Yes. Thank you, Martin. And, Andreas, good to hear your voice this morning. I think you had two questions kind of weaved in. And I'll start with capital allocation and then corporate development. But our capital allocation priorities, Andreas, are still unchanged. We have three priorities in order, which are internal research and development. business and corporate development, and then return of capital to shareholders. And we see ample opportunities to invest in ourselves and complementary businesses at this time. And at the JP Morgan conference in January, Martine laid out the need to quickly access and deploy capital to support the potential commercial scale build out of DPS facilities. And this could be several billions of dollars of CapEx over the next several years. And so there was a good discussion at the conference with respect to cap allocation and specifically looking at manufactured organs. Now, with respect to business and corporate development, we are constantly looking for potential acquisitions and also in-license opportunities. We tend to be most interested in complementary products and platforms that focus on rare lung and other cardiovascular diseases. But as you've also seen recently that we disclosed in the 10-K, We did a couple acquisitions, being IVIVA and Mural Matrix. They were focused on organ manufacturing. So we're looking across the board and things that really complement the strengths of the unitharians internally and add to the research and development we're doing. So thank you for the question, and, Martine, back to you.

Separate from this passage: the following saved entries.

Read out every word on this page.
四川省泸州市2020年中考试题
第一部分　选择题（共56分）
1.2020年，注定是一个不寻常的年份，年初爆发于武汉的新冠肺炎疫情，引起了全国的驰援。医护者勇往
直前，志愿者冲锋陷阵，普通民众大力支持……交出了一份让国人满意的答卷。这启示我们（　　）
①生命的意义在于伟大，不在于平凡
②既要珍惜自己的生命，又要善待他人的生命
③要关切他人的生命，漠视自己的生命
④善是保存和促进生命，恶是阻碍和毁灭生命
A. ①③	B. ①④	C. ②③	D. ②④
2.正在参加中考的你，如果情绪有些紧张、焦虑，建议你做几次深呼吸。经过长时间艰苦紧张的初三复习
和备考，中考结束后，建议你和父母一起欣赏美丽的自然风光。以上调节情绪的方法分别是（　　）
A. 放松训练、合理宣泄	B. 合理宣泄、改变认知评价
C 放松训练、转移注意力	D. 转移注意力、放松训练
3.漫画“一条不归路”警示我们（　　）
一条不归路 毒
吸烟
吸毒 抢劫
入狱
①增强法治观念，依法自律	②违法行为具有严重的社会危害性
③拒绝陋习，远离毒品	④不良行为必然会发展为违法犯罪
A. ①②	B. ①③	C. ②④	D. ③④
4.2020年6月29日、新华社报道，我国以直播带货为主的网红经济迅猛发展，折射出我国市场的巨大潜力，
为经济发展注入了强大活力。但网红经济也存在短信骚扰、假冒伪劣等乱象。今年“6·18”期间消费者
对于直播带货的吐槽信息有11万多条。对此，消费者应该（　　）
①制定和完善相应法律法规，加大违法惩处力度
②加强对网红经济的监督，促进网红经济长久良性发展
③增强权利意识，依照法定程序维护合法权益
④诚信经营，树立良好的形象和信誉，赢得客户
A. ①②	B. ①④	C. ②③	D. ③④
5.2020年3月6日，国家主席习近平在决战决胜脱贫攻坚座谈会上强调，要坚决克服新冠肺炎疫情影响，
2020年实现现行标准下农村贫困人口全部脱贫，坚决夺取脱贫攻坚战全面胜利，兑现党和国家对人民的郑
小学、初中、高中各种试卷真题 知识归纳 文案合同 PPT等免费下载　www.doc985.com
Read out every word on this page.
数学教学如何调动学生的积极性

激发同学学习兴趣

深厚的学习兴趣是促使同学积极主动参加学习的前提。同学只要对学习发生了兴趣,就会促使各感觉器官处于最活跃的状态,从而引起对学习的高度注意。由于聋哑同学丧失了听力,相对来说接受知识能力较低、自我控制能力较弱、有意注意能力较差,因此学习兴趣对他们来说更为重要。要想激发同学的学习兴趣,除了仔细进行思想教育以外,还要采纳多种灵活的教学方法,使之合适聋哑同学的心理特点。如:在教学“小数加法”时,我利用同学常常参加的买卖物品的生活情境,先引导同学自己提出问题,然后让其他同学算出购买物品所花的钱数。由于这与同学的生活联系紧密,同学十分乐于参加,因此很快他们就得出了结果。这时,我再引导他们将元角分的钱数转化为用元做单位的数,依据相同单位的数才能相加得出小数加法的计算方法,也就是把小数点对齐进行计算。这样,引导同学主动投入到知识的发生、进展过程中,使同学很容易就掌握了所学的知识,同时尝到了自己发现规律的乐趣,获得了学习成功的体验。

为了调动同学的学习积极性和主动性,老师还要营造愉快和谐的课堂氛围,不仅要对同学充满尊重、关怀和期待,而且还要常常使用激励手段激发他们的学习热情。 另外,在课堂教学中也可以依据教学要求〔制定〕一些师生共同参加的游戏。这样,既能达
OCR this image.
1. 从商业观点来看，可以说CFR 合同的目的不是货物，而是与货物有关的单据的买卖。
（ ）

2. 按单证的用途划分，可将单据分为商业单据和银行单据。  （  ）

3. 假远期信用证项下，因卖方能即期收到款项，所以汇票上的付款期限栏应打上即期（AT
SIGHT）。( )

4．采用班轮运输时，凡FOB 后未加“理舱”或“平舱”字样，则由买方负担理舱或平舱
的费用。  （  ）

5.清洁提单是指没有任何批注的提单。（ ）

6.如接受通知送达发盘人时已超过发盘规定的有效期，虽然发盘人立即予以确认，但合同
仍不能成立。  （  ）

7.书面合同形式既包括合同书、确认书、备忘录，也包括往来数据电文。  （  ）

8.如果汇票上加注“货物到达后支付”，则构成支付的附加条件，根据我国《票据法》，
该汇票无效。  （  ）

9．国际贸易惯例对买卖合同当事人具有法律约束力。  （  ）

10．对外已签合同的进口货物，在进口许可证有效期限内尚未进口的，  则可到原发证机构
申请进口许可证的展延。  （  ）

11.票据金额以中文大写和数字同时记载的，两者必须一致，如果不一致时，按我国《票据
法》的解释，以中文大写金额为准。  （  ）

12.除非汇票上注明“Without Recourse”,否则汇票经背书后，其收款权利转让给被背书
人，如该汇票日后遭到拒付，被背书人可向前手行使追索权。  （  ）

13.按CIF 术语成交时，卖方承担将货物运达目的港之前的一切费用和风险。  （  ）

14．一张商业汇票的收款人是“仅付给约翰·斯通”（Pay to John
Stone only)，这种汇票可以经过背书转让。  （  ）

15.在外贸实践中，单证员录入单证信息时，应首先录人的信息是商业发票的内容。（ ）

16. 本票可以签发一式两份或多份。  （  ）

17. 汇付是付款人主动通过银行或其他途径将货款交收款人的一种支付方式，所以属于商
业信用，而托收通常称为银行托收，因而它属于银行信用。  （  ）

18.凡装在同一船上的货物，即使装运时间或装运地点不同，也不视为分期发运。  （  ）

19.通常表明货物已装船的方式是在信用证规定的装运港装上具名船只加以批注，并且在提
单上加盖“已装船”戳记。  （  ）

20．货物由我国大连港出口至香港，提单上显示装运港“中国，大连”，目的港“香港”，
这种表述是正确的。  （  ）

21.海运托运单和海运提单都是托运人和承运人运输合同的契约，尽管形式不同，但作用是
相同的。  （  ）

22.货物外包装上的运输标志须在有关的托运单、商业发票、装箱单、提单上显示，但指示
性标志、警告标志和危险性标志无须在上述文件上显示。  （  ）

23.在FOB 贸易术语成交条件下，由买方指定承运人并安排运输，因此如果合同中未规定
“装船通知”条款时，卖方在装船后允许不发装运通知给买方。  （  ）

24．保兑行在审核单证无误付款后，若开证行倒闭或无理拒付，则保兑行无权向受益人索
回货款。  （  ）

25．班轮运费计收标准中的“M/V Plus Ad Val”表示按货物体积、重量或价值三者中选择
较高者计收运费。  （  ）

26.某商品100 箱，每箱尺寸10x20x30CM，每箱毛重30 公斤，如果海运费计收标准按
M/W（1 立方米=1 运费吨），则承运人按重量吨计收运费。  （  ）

Yeah, I'm going to bounce it over to Mike to talk about the –
Yes, I think, Andres, your first question was leading to sort of safety questions with new therapies and how we think about that and how that's typically handled. And really, I think it's a question as it relates to competitors. I think it's really a question for prescribers and for those manufacturers, to be honest. I think there is a safety profile that's presented as part of the clinical efficacy, and I think the physicians have to kind of look at that and then weigh the benefit, risk, of that product relative to the patient's disease, other products that are available. And, you know, as I said at the very beginning, it really kind of comes down to a case-dependent decision. So we'll just, you know, we'll just kind of see how that plays out over time.
Great. All righty. Well, Lee, I think you're off the hook because I think Mike commented enough on the safety question. And, Operator, back to you.